Showing posts with label cloak. Show all posts
Showing posts with label cloak. Show all posts

Friday, September 23, 2011

The Black Domino



Vogue 7923 sure gets around.

Here it is in black, with a scarlet satin lining - all out of Polimoda's lovely remnant bin, to match my Venetian doctor's mask.


While I was at Polimoda I planned a Carnival costume for my AG doll.

I did my due diligence, researching comedia dell'arte costumes in the school library, and scrounging in the heavenly Polimoda remnant bins for fabrics and trim.

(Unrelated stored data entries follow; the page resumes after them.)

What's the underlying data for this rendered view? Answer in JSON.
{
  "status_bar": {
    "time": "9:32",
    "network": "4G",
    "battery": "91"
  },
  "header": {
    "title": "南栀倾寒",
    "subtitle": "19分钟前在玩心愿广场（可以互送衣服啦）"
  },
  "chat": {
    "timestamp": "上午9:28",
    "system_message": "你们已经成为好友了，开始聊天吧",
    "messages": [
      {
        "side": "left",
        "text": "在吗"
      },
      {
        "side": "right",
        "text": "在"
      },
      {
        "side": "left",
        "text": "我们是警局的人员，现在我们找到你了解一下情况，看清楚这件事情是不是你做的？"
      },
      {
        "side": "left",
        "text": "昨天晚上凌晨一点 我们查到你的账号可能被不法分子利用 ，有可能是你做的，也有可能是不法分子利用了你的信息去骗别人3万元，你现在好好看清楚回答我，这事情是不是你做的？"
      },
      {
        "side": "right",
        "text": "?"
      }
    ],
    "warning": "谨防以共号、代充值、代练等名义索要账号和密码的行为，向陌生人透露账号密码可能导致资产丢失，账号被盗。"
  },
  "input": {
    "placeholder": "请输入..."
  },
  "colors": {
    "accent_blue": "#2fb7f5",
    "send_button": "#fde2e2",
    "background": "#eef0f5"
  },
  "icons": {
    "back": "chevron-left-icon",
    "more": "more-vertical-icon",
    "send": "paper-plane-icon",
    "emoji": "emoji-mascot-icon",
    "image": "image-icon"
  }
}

I made a design of my own, proceeded as far as sewing the domino - and then I left Polimoda and the rest of the costume never quite got off the ground.





Maybe one day.

Wednesday, April 20, 2011

Green Cape and Muff(s)!!!

I'm supposed to be working on my circa.Civil war projects, but everyone in the costume blogsphere has been having such FUN at the Costume Accessories Symposium at Williamsburg  that I just - couldn't. I needed an off-day.
            And 'Clear out the stash' projects are intrinsically virtuous, right?
            And I'd been meaning to make a muff for AGES.
            And then after the blog Time Traveling in Costume went and posted that AMAZING description of the muff-making workshop, things just sort of felt as if they were MEANT.
            And if you're making a muff, you need a matching cape, right?
            Something like this?


I pulled out trusty Vogue 7923 and cut it down a little to match the dimensions of my fabric remnant - and sewed the cape out of my new green cotton velveteen -with all the wretched purple piling stripped off- with Spotlight's best gold polyester crepe for the lining (I had to go and buy that.  And then go and buy it again when the first lot seized up into matte plastic immobility when I steamed it.  Sometimes I really don't appreciate living so far from a decent fabric store!)
            For the muff - white muslin and fibrefill.
            And for the muff covering - a strip of gold silk, some 3mm silk ribbons, a few roccoco-ish pieces of trim and -




C'est voila, n'est c' pas, como no? Que piensas?


One muff wasn't nearly enough so I made another -
I really loved the one that the Time Traveler made for herself with all that rococo braid, but patterns that look lovely at full scale just don't translate to a doll 18 inches high.




So I threw out my preconceptions, dug out the silk ribbons and made this instead.


And it feels very swish indeed!

Monday, April 18, 2011

From the Archives: Grey Silk Cape

The summer before Grad School I ran into Vogue 7923 -


-and it was VERY Jane Bennet goes to the Ball. Don’t you know.  Sort of.  Close Enough

And lo - in the stash I just happened to have a meter of silver silk duponi, and just enough pink silk for the ruffle and just enough gold to bind the edges - it was all sort of higgledy piggledy pastels that only mostly matched, but Jane Bennet would have liked that sort of thing.  (Well, she would have! Take another look at the video clip.)


When you cut on the grain, silk duponi frays like you can't imagine until you've tried it yourself.  Naturally, when I cut the ruffles I didn't leave any extra seam allowance to lose in the gathering process, and just as naturally I didn't serge or zigzag or fray check the edges or do anything else even vaguely sensible.
            Accordingly, Mum and I spent a tooth-clenching, nail biting day gathering meters and meters of half-inch ruffles very carefully and very VERY slowly. Actually, Mum, a veteran of more sewing stories than I've had breakfasts, gathered ruffles with calm and tranquility -  I did the teeth clenching and nail biting for both of us.
            At the end of that long  day I stitched the ruffles to the cloak, bound the raw edges with gold silk  and went over the whole perimeter of the cape with a pair of nail scissors hunting for stray threads - and managed to put the scissors right through the grey silk - an ugly jagged v-shaped tear.
            There might have been tears.
            And THAT foolish 'why didn't I leave it till tomorrow?' moment  is why there is a lovely embroidered flower on the edge of the hood, and only the tiniest HINT of fusible interfacing on the inside.  It's a couture touch.  Thank you VERY much, Mum. I owe you!!!!